Prédication de Michel BERTRAND (5 février 2012)

dimanche 19 février 2012

Marc 8, 22 - 9, 1 Marc 9, 2 -10 Marc 9, 14 -40 : « Croyez au Christ, écoutez sa Parole, suivez le, confessez le, mais surtout n’en dites rien à personne ! »

Ce pourraient être là les propos d’un militant de la laïcité soucieux de reléguer les croyances dans la sphère privée et d’exiler les religions hors de l’espace public. Mais n’est-ce pas aussi ce que l’on pourrait comprendre des propos de Jésus dans les textes que nous venons de lire. En effet, qu’avons-nous entendu ? Et bien, qu’il renvoie l’aveugle chez lui en lui disant « n’entre même pas dans le village ». Qu’il « commande sévèrement » à ses disciples de « ne parler de lui à personne ». Qu’il en emmène trois « à l’écart sur une haute montagne ». Qu’il leur « recommande de ne raconter à personne ce qu’ils ont vu ». Tout cela, vous en conviendrez, n’encourage guère à porter l’Évangile dans l’espace public ! À moins qu’au matin de cette journée, consacrée à ce thème, ils ne constituent une salutaire mise en garde.

Le rappel, au fond, que toute annonce publique de l’Évangile ne peut être que problématique. Ce dont les disciples ne vont pas tarder à faire la cruelle expérience malgré les avertissements de Jésus. Et pourtant tout semblait avoir bien commencé. Jésus est en route avec ses disciples vers les villages voisins de Césarée de Philippe. Ces contrées proches des terres païennes, ces lieux de religiosité ambiguë et d’idolâtrie qui ressemblent tellement à notre monde. Et c’est là, en chemin, au cœur de l’espace public en somme, que Jésus interroge ses disciples : « Qui suis-je au dire des hommes ? » Aussitôt les réponses fusent de toutes parts : « Jean-Baptiste, Elie, un des prophètes ».
On a le sentiment que les disciples sont à l’aise pour donner des réponses préparées par d’autres. Pour se faire l’écho des attentes et des modes religieuses du moment ou pour répéter les éléments de la tradition. Nous connaissons bien cela ! Mais Jésus ne se contente pas des réponses toutes faites, des « prêts à penser » et des « prêts à croire ». Alors il interroge à nouveau : « Et vous qui dites-vous que je suis ? » Vous, mes disciples, qui m’accompagnez, sur les routes de Galilée ?

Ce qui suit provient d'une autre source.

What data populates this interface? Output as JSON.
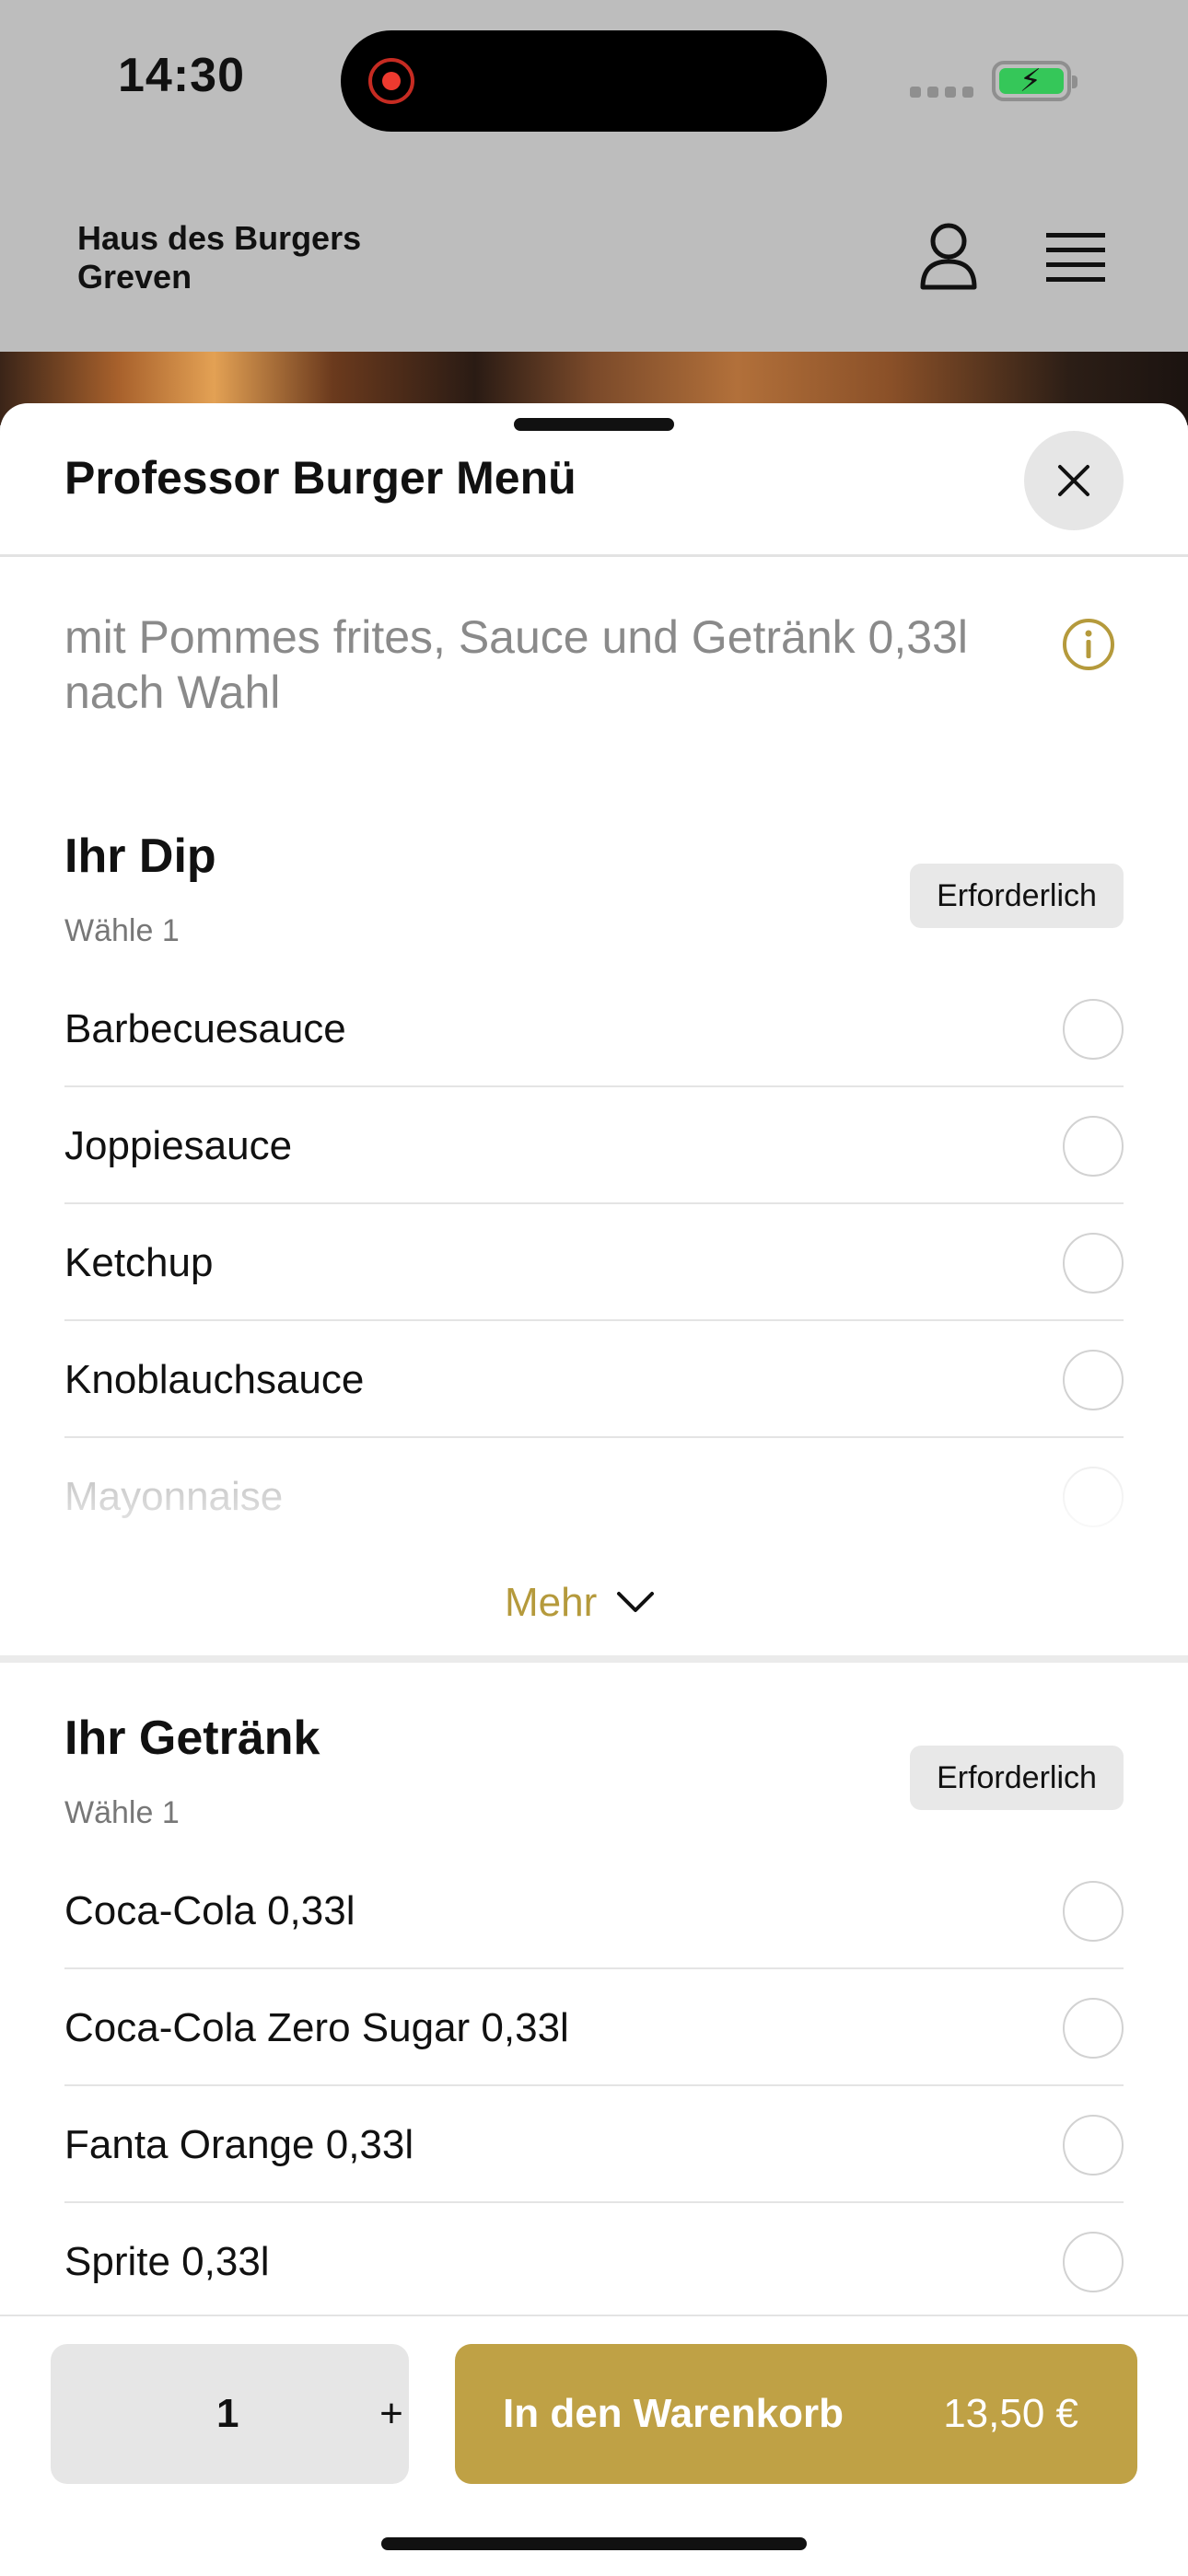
{
  "status_bar": {
    "time": "14:30"
  },
  "header": {
    "restaurant_line1": "Haus des Burgers",
    "restaurant_line2": "Greven",
    "icons": [
      "account-icon",
      "menu-icon"
    ]
  },
  "sheet": {
    "title": "Professor Burger Menü",
    "description": "mit Pommes frites, Sauce und Getränk 0,33l nach Wahl"
  },
  "sections": [
    {
      "title": "Ihr Dip",
      "subtitle": "Wähle 1",
      "badge": "Erforderlich",
      "options": [
        "Barbecuesauce",
        "Joppiesauce",
        "Ketchup",
        "Knoblauchsauce",
        "Mayonnaise"
      ],
      "more_label": "Mehr"
    },
    {
      "title": "Ihr Getränk",
      "subtitle": "Wähle 1",
      "badge": "Erforderlich",
      "options": [
        "Coca-Cola 0,33l",
        "Coca-Cola Zero Sugar 0,33l",
        "Fanta Orange 0,33l",
        "Sprite 0,33l"
      ]
    }
  ],
  "cart_bar": {
    "quantity": "1",
    "plus": "+",
    "add_label": "In den Warenkorb",
    "price": "13,50 €"
  },
  "colors": {
    "accent": "#bfa145",
    "accent_text": "#b59a3c",
    "battery": "#35c759",
    "record": "#ee3a2f"
  }
}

Mais aussi vous, amis du Bouclier et d’ailleurs, réunis dans ce temple ce matin : « Qui dites-vous que je suis ? » Vous, vous, vous… Ne vous retournez, pas en espérant que ce pourrait être à un autre que Jésus s’adresse. C’est bien de chacune et chacun que le Maître attend une réponse, dans ses mots, dans ses gestes et dans sa vie à lui. Alors Pierre, toujours prêt à se mettre en avant, pas toujours à son avantage, répondit à Jésus : « Tu es le Christ ». Nous pensons que Pierre formule là une bonne réponse. Or visiblement, cette affirmation ne convient pas à Jésus. Au point qu’il demande à ses disciples de garder le silence et même il réprimande Pierre en lui disant : « tes vues ne sont pas celles de Dieu, mais celles des hommes. » Jésus pressent, en effet, qu’un malentendu est en train de s’installer. Il perçoit derrière les mots justes d’une belle confession de foi, la difficulté à la vivre concrètement. Une difficulté dont les disciples vont témoigner de quatre manières dans les textes que nous avons lus. Et ces quatre « ratés » des disciples m’intéressent beaucoup car ils indiquent les écueils de notre mission, et en même temps nous consolent de nos propres difficultés, dans un monde qui n’est pas plus prêt que celui d’hier à recevoir l’Évangile.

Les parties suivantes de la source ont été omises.